Meaning from machines?

Advanced computation — machine learning and the like — has the potential to make firms and public bodies more efficient, and help researchers to create new products and services by searching through information in new ways. But it will also make the problems of organising around information, harder. A forthcoming paper from Nan Jia of the University of Southern California, and other authors, suggests that managers with emotional awareness and relationship-building skills are better at using artificial intelligence, perhaps because they help their staff cope with the uncertainty involved. Two academics at MIT argue that advanced computing is becoming less of a general purpose technology, meaning that companies are now faced with training their staff on new platforms, or even making them in-house. And Gina Neff of the Oxford Internet Institute, and co-authors, have shown that the labour of clerical staff in hospitals in Denmark and the US is as important to the chain of creating meaning from data, as anyone else.
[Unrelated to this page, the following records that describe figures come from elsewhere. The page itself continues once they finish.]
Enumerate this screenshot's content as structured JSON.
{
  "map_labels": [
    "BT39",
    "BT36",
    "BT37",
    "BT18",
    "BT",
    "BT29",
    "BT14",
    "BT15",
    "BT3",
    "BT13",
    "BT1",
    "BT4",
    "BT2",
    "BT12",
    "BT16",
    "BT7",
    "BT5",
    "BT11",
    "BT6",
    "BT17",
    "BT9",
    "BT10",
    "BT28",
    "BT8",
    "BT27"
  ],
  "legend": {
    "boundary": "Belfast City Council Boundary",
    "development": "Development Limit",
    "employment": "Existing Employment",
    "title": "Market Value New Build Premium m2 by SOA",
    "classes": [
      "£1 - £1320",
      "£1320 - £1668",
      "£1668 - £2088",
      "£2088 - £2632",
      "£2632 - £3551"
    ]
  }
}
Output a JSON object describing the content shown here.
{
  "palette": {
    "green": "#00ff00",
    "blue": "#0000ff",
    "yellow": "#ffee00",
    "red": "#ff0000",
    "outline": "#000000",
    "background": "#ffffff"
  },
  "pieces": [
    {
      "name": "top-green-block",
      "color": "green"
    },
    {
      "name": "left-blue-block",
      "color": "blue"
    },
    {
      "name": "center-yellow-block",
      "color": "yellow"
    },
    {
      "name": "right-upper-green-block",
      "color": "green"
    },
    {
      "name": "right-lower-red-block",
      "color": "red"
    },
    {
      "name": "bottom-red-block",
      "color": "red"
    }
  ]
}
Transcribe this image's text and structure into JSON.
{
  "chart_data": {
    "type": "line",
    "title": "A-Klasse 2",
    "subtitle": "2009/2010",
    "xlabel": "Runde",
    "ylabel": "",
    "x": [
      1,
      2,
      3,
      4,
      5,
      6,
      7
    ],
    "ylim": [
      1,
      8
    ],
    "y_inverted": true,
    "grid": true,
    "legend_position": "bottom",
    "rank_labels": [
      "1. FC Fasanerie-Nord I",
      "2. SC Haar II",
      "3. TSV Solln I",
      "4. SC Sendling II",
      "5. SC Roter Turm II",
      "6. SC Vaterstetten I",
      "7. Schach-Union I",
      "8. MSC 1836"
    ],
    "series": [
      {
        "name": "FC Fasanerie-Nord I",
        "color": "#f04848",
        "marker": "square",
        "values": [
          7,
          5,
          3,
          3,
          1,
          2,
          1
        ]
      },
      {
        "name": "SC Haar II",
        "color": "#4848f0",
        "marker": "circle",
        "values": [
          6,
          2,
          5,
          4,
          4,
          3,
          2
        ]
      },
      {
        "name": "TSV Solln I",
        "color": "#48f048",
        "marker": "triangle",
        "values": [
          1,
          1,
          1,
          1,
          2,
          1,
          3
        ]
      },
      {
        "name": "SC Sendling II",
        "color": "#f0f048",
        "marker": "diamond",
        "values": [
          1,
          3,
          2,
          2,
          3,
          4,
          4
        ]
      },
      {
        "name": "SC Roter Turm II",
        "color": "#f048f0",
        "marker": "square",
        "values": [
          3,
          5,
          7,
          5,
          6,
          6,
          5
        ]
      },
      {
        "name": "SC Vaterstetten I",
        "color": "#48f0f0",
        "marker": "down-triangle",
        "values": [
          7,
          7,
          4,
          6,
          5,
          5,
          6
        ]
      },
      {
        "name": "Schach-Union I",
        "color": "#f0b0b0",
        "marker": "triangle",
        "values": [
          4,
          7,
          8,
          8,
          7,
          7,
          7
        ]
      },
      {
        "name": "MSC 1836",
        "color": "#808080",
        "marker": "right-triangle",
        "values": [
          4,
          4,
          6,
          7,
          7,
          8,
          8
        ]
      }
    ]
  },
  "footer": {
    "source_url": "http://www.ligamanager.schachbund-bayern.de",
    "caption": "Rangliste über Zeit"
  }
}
It’s going to take years of investment and testing to solve these organisational problems in ways that are simple enough for lots of firms to use. Training staff, understanding new technology, and trialling new management processes is expensive and often only improves through error. But to raise productivity across the economy and boost growth, good practices need to spread from the firms at the technology frontier to those doing more mundane things. And that could be a long grind.